Was macht jetzt Frau Baerbock mit ihrer feministischen Außenpolitik?
Was macht die ARD? Werden sie jeden Bericht über Meloni mit dem Kommentar versehen, dass die richtige, politisch-korrekte Bezeichnung „Ministerpräsidentin“ ist und die Italiener noch vorsintflutlich abgehängt sind?
Ende der 70er Jahre kam ich an einem Dienstzimmer vorbei, in welchem, ausweislich des Türschildes, eine Regierungsamtmännin residierte. Das fand ich dann doch reichlich pervertiert.
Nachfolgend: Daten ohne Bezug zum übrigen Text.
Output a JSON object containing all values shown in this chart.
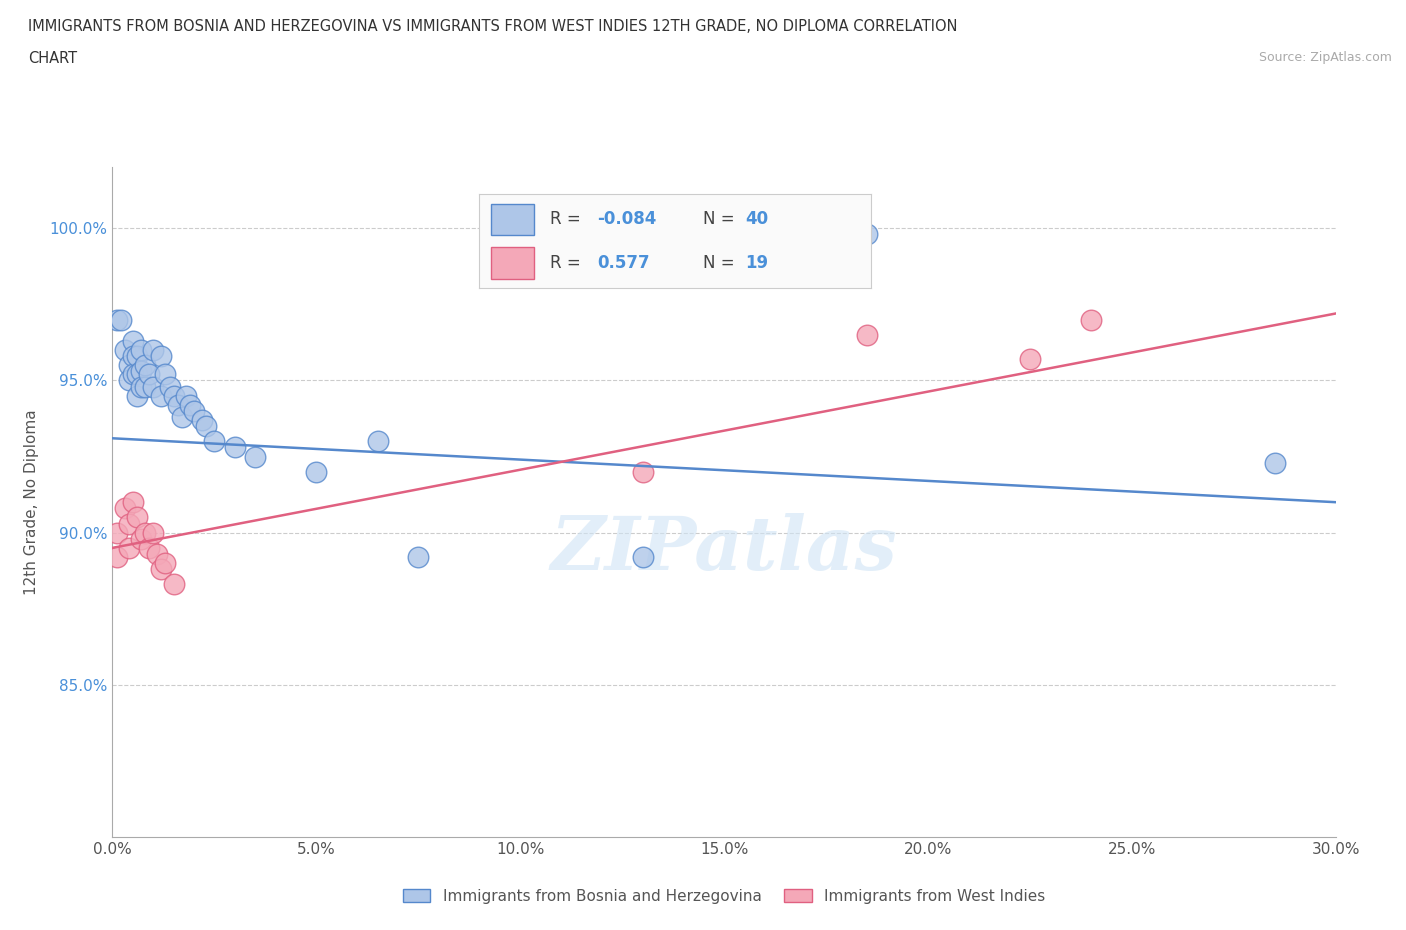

Der Streit zwischen Claudia Roth und einem AfD-Abgeordneten, der sie mit Frau Bundestagspräsident angesprochen hatte, wäre vielleicht vermeidbar gewesen, wenn Frau Roth wenigstens geringfügige Kenntnisse des Grundgesetzes gehabt hätte.
Es ist doch elementar wichtig, wie dieses Amt ausgeführt wird. Wie erfolgreich die Politik schlussendlich ist und kausal sein wird. Diese grammatikalischen Haarspaltereien und Genderkomplexe können sich die Sprachkünstler sonst wohin stecken. Für die Feministen wäre eine erfolgreiche Frau außerdem um Weiten hilfreicher, als diese neurotischen Genderkämpfe!
Richtig.
Nur, wo in der Wirtschaft sollen die Genderkämpfer ihre Brötchen verdienen? Ihre einzige Existenzberechtigung besteht darin, arbeitenden Bürgern zu sagen, was sie alles falsch oder schlecht machen.